Tips for Making Easy Cheesy Loaded Cornbread
- Make it colorful. I’ve specified several ingredients that make this cornbread colorful. You could change them up. But whatever you end up with, make sure it’s colorful. That’s part of the allure of this cornbread. Tip – keep in mind that when you sauté red onions, they lose most of their red color. However, scallion tips stay green.
- Using hot peppers. There is no telling how hot a particular pepper will be. In general, jalapeno peppers are less hot than serrano or habanero. However, within each category heat varies. Also, keeping the seeds in (no matter which type of pepper you use) will make your dish hotter than if you take them out. Typically we measure heat in peppers on the Scoville scale. I’ve used jalapeno pepper, but you could use a hotter variety. To be safe, you can use disposable gloves when cutting peppers. And whichever type you use, when cutting don’t touch your eyes with hands that have been cutting the peppers.
- Don’t over-mix the batter. Like muffins, cornbread needs only minimal mixing. Just combine the liquid and dry ingredients. Over-mixed cornbread will be dry and its crumb will be too “tight.”
Easy Cheesy Loaded Cornbread
Use a mix or make your own. Then add the extras and you'll have a delicious mostly savory (with a touch of sweetness) cornbread. Crusty on top and addictive throughout, it freezes well too.
- 1 cornbread mix or homemade, with necessary add-ins such as milk, egg, and oil.
- 1 & 1/2 cups sharp cheddar cheese, grated and divided 6 oz/180 g Divided into 1 cup/4oz/113 g for mixing in and rest for topping.

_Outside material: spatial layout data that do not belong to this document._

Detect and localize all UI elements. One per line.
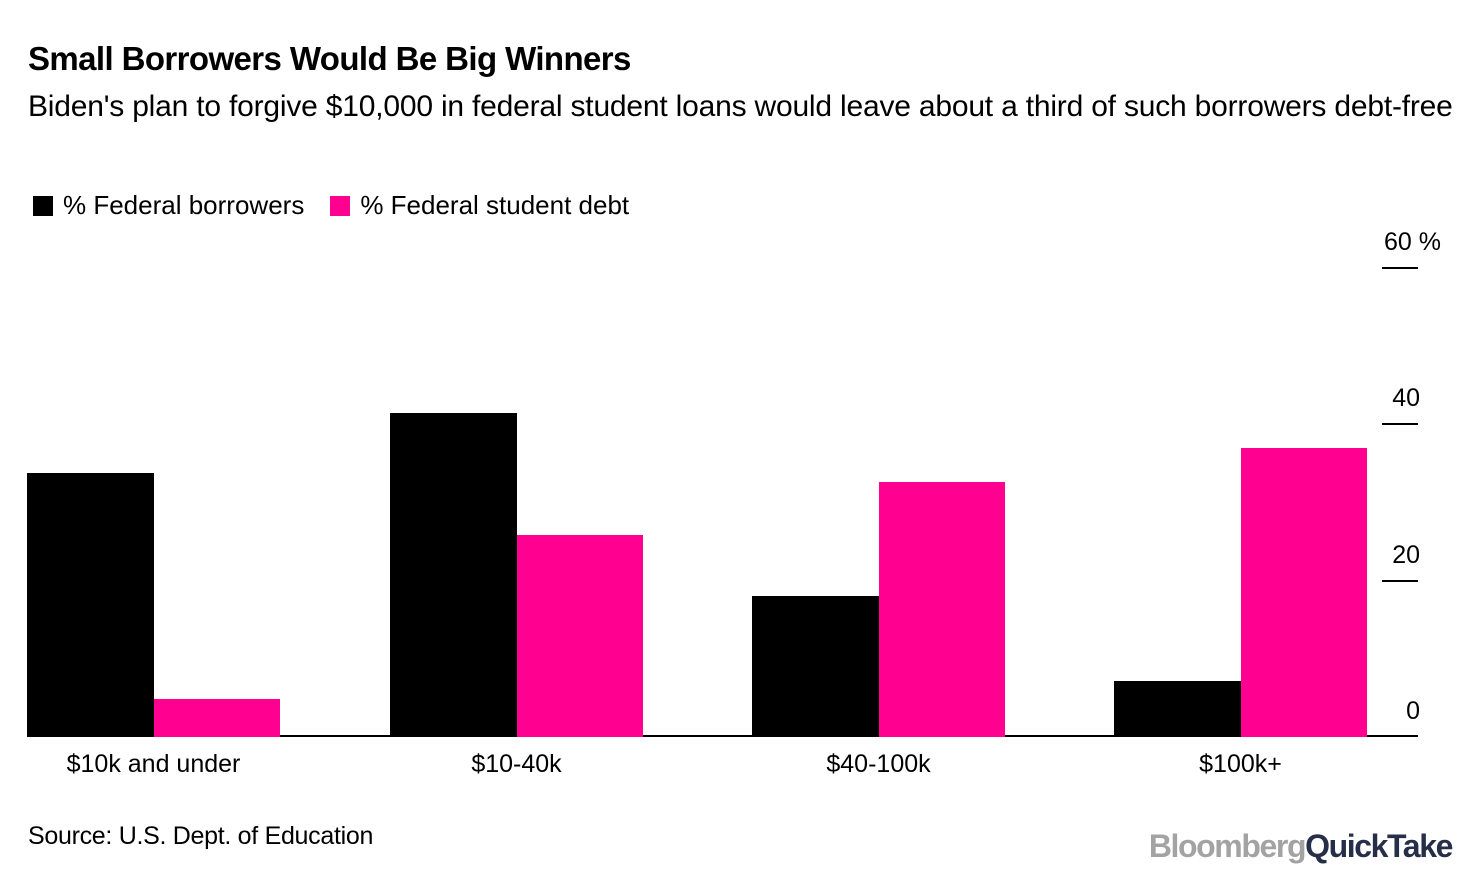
y-tick-line bbox=[1382, 423, 1418, 426]
chart-subtitle: Biden's plan to forgive $10,000 in feder… bbox=[28, 90, 1453, 123]
y-tick-label: 0 bbox=[1406, 697, 1420, 725]
x-axis-baseline bbox=[27, 735, 1418, 737]
legend-label-debt: % Federal student debt bbox=[360, 190, 630, 220]
legend-label-borrowers: % Federal borrowers bbox=[63, 190, 305, 220]
source-note: Source: U.S. Dept. of Education bbox=[28, 822, 374, 850]
x-tick-label: $40-100k bbox=[826, 750, 931, 778]
bar-borrowers bbox=[27, 472, 154, 737]
x-tick-label: $10-40k bbox=[471, 750, 562, 778]
y-tick-label: 60 % bbox=[1384, 228, 1441, 256]
bar-debt bbox=[153, 698, 280, 737]
legend-item-borrowers: % Federal borrowers bbox=[33, 190, 304, 221]
legend-swatch-borrowers bbox=[33, 195, 53, 216]
logo-bloomberg: Bloomberg bbox=[1148, 828, 1307, 864]
legend-swatch-debt bbox=[330, 195, 351, 216]
y-tick-line bbox=[1382, 267, 1418, 269]
y-tick-line bbox=[1382, 579, 1418, 582]
x-tick-label: $10k and under bbox=[66, 750, 241, 778]
bar-debt bbox=[1240, 447, 1367, 737]
legend: % Federal borrowers % Federal student de… bbox=[33, 190, 655, 221]
bar-debt bbox=[878, 482, 1005, 737]
y-tick-label: 20 bbox=[1392, 540, 1420, 569]
bar-borrowers bbox=[390, 413, 517, 737]
bar-borrowers bbox=[752, 595, 879, 737]
chart-title: Small Borrowers Would Be Big Winners bbox=[28, 40, 631, 77]
y-tick-label: 40 bbox=[1392, 384, 1420, 413]
legend-item-debt: % Federal student debt bbox=[330, 190, 629, 221]
logo-quicktake: QuickTake bbox=[1305, 828, 1453, 864]
bloomberg-quicktake-logo: BloombergQuickTake bbox=[1148, 828, 1454, 865]
bar-debt bbox=[516, 534, 643, 737]
bar-borrowers bbox=[1114, 680, 1241, 737]
x-tick-label: $100k+ bbox=[1199, 750, 1282, 778]
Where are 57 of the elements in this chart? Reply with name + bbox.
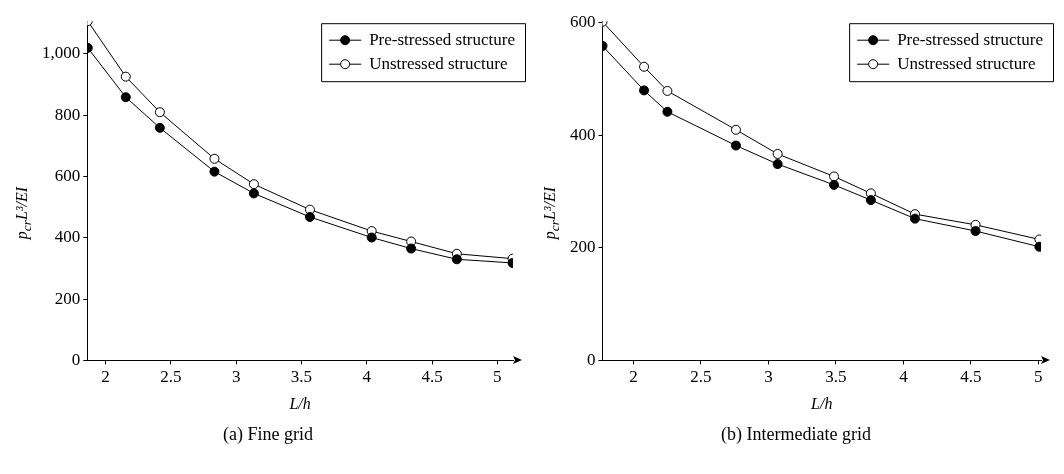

- 1 jalapeno pepper (or less), diced See below
- 2-3 scallions, diced
- 1/2 red pepper, diced
- 1 cup corn kernels Fresh (If fresh, parboil or microwave for 2 minutes with 2 tablespoons of water, then drain), canned or frozen. (If frozen, defrosted). See note below.
Preheat oven to 400° F/200° C. Lightly grease a 9-inch/23 cm pan or a 10-inch/25 cm cast iron pan on bottom and sides.
Lightly sauté the diced red pepper and jalapeno (or other hot pepper) for about 5 minutes under medium heat until softened. (If using the same pan as for the cornbread, which I did, when you remove the peppers, lightly grease the pan again, to make sure all surfaces are greased.)
Add those peppers and the other dry and vegetable ingredients together, including the dry ingredients from the mix, except for the reserved cheddar cheese to go on top. Gently combine.
Add the liquids (egg, oil and milk specified in the mix recipe in my case) and mix just to combine. Pour into the pan and top with the reserved cheese. Bake for about 35 minutes, until a knife inserted in the middle comes out clean. Cool to barely warm in the pan. Either cut in the pan or remove. Freezes well, tightly wrapped.
See the post tips for discussion of heat of the jalapeno or other pepper. I used about 3/4 of a jalapeno with a few seeds left in.
I love another Trader Joe’s product besides the cornbread mix – the canned corn. I use the corn, drained straight from the can. If you prefer (and can get) fresh corn, this guide will help determine how long to cook the corn. Note that you should only cook it for half the time mentioned, as it will continue to cook in the cornbread.